ということとは別に、アメリカのオーケストラでは時折見かけるよう
な気がしている……いわゆる“弾力的運用”という奴なのかどうか、
そういえばシカゴ交響楽団の首席トランペット奏者アドルフ・ハーセ
スも、80歳までその地位にあった。

オーケストラの成り立ちの問題なのか、ともかく詳しいことはわから
ないけれど、おおむねヨーロッパのオーケストラは定年制が確立して
いるようで、65歳だったらその年齢で退職――特例延長はあるが――
して、その後はエキストラでコンサートに出るという程度である。

それがどうもアメリカの場合は“いられるだけ在籍する”ような感じ
があるようなのだが、実際のところはどうなのだろう。
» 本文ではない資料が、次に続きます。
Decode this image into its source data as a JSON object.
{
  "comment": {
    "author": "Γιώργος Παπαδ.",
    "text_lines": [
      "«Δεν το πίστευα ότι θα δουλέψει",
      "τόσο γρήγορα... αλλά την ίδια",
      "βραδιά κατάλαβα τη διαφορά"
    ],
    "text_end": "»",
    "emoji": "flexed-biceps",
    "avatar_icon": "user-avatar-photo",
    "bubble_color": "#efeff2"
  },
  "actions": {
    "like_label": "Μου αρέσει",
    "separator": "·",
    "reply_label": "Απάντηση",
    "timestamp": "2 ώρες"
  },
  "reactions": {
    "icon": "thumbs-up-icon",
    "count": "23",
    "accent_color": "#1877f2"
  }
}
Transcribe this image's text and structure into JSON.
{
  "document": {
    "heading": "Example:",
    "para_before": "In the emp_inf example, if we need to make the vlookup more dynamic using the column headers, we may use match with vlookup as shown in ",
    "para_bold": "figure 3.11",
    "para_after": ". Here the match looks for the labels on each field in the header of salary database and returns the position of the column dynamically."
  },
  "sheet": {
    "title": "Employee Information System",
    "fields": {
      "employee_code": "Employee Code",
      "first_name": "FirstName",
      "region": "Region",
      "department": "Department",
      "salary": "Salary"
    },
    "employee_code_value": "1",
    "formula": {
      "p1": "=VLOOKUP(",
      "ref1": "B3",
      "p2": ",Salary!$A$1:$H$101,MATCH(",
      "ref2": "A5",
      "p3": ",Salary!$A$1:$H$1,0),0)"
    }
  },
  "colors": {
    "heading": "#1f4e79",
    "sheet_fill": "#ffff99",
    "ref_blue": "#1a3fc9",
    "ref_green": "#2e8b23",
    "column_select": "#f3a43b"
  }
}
そうなると、
新旧交代という状況が生まれにくく、新しい血が入りにくい環境のよ
うに思うのだが。

以前、ドイツの歌劇場で打楽器奏者をしている知り合いに「ステップ
アップするつもりはあるか」みたいなことを聞いた時「どこそこのオ
ケの打楽器奏者は何歳で、いつが定年」ということを2、3ケース挙
げて、それがどれほど大変なのか教えてくれたが、定年があってなき
が如くだったりすると、空きポストがいつ生じるものなのかと、実に
不確定で不合理ではなかろうか。